Naszym niezatartym wrażeniem zawsze będzie, że Steven Gerrard jest jednym z przywódców, którzy zawsze przekładają dobro klubu nad swoje.
Steven i Liverpool Football Club zawsze będą splecione – on odzwierciedla najważniejsze klubowe wartości. W związku z tym, mamy nadzieję, że nasze zarządzanie klubem odzwierciedla jego przekonania i oddanie. Jeśli jednym słowem przyszłoby określić Stevna Gerrarda, tym słowem musiałoby być „Liverpool”. Te dwa wyrazy są synonimami.
Steven zawsze pokazywał nam cechy przywódcze, które definiują jego karierę – te same cechy, które widoczne były gdy prowadził reprezentację, a także klub. Gdy ubiegaliśmy się o jego radę zawsze był szczery, ale również konstruktywny i wnikliwy. Wiedzieliśmy, że konsultując się ze Stevenem zawsze otrzymamy uczciwość, rzetelność i pasję.
Jesteśmy przekonani, że sobotni pojedynek zamknął pewien rozdział, ale w żadnym wypadku nie kończy książki. Będzie miał do odegrania tutaj rolę w przyszłości.

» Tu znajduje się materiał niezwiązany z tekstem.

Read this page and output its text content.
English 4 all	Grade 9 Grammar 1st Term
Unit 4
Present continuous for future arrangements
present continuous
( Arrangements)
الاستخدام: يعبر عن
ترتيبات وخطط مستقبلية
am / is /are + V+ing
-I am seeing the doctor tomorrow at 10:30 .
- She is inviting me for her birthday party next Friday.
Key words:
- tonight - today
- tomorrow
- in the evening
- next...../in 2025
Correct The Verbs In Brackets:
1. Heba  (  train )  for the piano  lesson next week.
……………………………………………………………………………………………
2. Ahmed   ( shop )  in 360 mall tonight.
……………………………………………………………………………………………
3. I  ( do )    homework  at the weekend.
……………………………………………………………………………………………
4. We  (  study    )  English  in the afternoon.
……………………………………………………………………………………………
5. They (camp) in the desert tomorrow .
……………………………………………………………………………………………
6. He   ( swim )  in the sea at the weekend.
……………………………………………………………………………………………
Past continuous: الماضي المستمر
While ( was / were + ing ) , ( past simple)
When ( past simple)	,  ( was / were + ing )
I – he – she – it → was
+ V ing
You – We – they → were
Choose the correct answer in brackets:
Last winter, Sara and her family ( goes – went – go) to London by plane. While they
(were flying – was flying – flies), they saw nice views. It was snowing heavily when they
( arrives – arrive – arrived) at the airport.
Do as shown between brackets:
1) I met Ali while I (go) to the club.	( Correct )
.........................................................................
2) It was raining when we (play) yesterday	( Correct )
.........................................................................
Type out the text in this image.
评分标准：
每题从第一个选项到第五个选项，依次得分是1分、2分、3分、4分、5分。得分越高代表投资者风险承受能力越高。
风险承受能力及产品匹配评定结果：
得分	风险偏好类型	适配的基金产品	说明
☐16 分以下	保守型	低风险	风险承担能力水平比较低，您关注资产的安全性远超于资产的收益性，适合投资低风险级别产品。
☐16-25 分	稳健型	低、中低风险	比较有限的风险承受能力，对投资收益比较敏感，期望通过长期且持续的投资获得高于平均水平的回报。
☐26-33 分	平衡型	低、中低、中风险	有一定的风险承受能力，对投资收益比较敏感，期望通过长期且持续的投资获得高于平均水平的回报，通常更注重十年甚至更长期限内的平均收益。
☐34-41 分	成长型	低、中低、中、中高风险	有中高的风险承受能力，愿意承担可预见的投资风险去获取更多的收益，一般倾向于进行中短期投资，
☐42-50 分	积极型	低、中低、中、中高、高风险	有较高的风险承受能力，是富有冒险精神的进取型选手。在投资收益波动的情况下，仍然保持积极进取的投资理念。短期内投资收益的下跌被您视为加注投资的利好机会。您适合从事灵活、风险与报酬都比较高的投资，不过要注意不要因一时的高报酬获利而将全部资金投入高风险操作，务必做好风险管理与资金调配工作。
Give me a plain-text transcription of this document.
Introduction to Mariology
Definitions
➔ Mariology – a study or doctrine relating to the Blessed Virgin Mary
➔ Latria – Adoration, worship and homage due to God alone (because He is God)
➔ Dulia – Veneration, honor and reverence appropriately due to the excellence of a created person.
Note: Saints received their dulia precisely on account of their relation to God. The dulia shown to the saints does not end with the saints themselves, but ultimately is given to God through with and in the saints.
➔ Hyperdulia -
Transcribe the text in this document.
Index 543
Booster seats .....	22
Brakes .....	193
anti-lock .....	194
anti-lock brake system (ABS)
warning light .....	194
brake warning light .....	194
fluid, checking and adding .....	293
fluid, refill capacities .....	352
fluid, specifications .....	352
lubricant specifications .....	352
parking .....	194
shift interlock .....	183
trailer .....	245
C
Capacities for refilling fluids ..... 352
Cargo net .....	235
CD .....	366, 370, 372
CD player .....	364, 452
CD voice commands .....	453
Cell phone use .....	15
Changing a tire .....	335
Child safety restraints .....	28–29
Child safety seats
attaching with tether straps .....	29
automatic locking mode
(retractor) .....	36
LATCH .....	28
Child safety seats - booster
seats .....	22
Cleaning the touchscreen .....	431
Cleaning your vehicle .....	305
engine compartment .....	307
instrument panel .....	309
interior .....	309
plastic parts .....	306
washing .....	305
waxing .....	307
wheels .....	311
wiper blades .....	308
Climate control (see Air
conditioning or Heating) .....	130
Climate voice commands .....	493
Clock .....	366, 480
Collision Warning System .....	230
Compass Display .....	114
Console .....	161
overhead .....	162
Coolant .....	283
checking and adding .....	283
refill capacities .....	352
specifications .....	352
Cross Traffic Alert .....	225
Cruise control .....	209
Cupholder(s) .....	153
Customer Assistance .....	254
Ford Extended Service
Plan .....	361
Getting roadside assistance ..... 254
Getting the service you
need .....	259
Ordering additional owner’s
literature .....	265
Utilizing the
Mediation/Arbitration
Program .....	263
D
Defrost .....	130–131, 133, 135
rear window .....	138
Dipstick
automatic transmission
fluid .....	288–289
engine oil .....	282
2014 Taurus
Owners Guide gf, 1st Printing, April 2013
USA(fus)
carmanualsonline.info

Kończąc, wracamy do tematu, który rozpoczęliśmy wyżej, którym jest uznanie, że są tacy, którzy znajdują się w odpowiedniejszym miejscu do podsumowania osiągnąć i zalet Stevena niż nasze.
Wierzymy, że taką osobą jest jego bliski przyjaciel i były kolega z drużyny, Jamie Carragher, który powiedział: „ Największą siłą Stevena jest to, że nie ma słabości”.
Dziękujemy Stevenowi za jego służbę jako gracz Liverpoolu, szanujemy go za jego zdolności przywódcze jako kapitan i przyrzekamy, że będziemy nadal ciężko pracować, aby odnosić sukcesy z klubem, którego Steven jest fanem.